When Dr. Curran came in, she explained that when she was pulling DS2 out, my uterus clamped down around DS2’s head. She pulled and pulled. She even climbed up onto the operating table (thus the need for the stepstool). She finally had to cut a vertical incision into the contractile portion of my uterus in order to get him out. She said it was something that she had never seen before (my later research indicated this is more common than she admitted).

The next day, Dr. Curran told me that there was something not right about my uterus but she wasn’t sure what. She said something about the two halves not connecting or something smiliar while the outer part of my uterus looked normal. She did an u/s but saw nothing unusual. She said she still suspected a septate uterus.
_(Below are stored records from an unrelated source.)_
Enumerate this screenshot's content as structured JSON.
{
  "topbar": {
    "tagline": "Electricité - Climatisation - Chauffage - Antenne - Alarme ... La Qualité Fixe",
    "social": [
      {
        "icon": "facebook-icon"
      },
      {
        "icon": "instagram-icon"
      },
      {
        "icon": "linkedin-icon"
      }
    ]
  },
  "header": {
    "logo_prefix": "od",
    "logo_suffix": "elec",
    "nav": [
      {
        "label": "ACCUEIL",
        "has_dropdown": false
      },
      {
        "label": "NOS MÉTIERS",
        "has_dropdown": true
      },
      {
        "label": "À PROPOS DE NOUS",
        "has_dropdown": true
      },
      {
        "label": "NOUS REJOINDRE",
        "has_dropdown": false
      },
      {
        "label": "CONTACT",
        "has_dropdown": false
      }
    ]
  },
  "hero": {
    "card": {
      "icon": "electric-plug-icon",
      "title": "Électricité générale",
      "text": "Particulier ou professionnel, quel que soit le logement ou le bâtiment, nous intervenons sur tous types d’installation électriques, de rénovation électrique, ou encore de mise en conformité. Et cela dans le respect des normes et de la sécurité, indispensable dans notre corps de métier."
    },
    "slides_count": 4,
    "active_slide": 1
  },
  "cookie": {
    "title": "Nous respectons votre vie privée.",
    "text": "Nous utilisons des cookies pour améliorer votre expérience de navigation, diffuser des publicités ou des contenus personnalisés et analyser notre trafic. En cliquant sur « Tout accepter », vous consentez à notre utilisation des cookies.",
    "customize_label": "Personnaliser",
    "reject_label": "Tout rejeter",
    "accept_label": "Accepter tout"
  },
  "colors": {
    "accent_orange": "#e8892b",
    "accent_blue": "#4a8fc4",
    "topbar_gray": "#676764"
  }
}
In the operative report, she later wrote that she diagnosed a bicornuate uterus (which is illogical if the exterior portion of the uterus was normal).

Dr. Curran went on to tell me that, due to the vertical incision, I should never labor again. She even recommended I never get pregnant again. She gave me no statistics…no research…just an order. My doula told me later that she laughed inside when the doctor told me this as she could tell that the doctor’s words went in one ear and out the other.

Silly doctors. Do they not realize how well they taught me that it is unwise to take their words at face value?